Он вспомнил надписи на стенах ледяного замка, сделанные той же жидкостью, кровью нежити. Только запах от свитка был более тонок.
Понимание бросило Чейна в дрожь. Теперь он узнал, что запах был сделан вовсе не чернилами.
Он был похож на прогорклое льняное масло.
Благородный мертвец написал свиток своей кровью или кровью другого, а затем смешал его вместе с чернилами. Но тогда почему свиток держали так долго?
Как он мог узнать это, не имея способа прочесть что-то под чёрным покрытием?
Чейн не мог удалить чернила, без риска повредить надписи под ними.

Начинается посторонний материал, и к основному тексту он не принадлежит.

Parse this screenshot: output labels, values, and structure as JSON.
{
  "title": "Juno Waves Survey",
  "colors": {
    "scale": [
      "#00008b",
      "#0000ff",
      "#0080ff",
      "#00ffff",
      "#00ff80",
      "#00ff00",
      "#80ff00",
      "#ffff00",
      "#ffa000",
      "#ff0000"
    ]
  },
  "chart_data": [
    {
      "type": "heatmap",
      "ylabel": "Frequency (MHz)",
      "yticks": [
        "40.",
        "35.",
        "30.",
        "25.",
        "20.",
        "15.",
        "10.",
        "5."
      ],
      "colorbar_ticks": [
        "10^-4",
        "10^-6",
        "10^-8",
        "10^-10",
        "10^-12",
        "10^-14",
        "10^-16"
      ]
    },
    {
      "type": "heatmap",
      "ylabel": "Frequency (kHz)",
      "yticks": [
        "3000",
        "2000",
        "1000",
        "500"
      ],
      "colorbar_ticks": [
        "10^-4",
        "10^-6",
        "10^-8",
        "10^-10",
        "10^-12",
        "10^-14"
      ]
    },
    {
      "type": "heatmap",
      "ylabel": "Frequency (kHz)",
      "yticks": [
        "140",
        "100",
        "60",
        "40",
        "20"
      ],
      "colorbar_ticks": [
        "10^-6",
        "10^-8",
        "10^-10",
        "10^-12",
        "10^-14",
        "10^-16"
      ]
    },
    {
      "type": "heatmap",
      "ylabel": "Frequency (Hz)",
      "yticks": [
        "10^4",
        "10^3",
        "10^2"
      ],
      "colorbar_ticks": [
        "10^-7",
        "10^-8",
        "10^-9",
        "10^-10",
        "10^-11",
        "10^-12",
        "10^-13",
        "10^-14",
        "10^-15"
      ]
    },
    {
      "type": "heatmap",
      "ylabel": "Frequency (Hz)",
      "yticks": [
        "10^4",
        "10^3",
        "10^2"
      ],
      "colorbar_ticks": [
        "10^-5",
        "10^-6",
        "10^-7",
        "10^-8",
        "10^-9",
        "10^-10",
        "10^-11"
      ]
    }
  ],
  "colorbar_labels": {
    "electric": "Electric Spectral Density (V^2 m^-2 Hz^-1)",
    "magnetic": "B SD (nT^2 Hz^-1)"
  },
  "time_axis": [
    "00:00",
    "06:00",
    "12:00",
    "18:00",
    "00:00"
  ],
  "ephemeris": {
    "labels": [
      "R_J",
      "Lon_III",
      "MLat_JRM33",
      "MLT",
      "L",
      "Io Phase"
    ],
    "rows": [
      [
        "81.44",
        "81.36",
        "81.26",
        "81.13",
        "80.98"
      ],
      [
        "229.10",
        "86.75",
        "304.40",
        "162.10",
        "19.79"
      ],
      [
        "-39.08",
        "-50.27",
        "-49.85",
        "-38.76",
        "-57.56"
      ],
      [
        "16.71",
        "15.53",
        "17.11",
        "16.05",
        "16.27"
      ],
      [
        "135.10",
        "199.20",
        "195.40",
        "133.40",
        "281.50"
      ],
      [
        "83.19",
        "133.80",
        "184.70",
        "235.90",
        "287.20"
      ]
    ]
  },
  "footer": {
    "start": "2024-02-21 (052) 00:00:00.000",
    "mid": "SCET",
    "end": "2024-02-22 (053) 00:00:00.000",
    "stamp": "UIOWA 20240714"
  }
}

И тогда он решил просто продолжать кропотливую работу по реставрации и на двадцатьседьмую ночь, свиток полностью восстановил свою гибкость.
Но раньше он не был одинок и даже сейчас, возможно ещё не всё потерянно. Содержание свитка будоражило его воображение и возвращало к мыслям о Винн. Четверть луны он всё ещё скрывался за старыми казармами. Всё что он хотел, быть рядом с Винн, хотя всё ещё не был уверен, должен ли и может увидеть её лицо снова. Но Винн не появилась. Чейн видел старого Домина Тилсвита несколько раз, но не мог раскрыть ему своего присутствия. И наконец, однажды вечером, он решил, что больше не может ждать.
Когда из казармы вышла девушка в серой одежде как у Винн, с пустыми бутылками из-под молока, Чейн вышел из тени.
Он нечасто говорил и ненавидел звук собственного голоса. Когда Магьер снесла ему голову, Вельстил вернул его к жизни, но голос так и не стал прежним.
В ухоженном плаще и вычищенных сапогах, он всё ещё выглядел как молодой и богатый джентльмен. Но всё же девушка чуть не выронила бутылки от удивления.
- Я ищу своего старого друга. - прохрипел он. - Вы не знаете, где я мог бы найти Винн Хигеорт?
Лоб девушки наморщился, когда она слушала искалеченный голос Чейна, но потом её глаза расширились в понимании. Хотя он и не гордился этим, но всё же понимал, что его благородное и красивое лицо соблазняло многих женщин. Она говорила на беласкианском с нуманским акцентом.
- Странница Хигеорт? Мне жаль, но её уже нет рядом с нами. Когда она вернулась со старыми текстами, Домин дал ей задание отвезти их обратно в Мэлорн. Она уехала.
Чейн отступил.
Ученица посмотрела на него с большим интересом и возможно состраданием.
- Вы могли бы написать ей. - предложила девушка. - Хотя письмо будет очень долго идти до Колсита. Мы отправляем письма накануне каждого новолуния. Я могла бы включить туда и ваше письмо, если хотите.
Он кивнул, попятившись, как буд-то земля вот-вот могла ускользнуть из под его ног.
- Да... спасибо. Я подумаю.
Винн ушла, уехала домой через целый континент в другой мир.
Чейн уныло бродил по ночным улицам Белы, не обращая внимание на дорогу, которой он шёл. Потом он оказался на набережной, стоя перед доками и складами. Он смотрел на воды залива в которых отражались звёзды. Единственный свет исходил от редких фонарей, которые висели вдоль двухэтажных причалов или на кораблях, стоящих в гавани.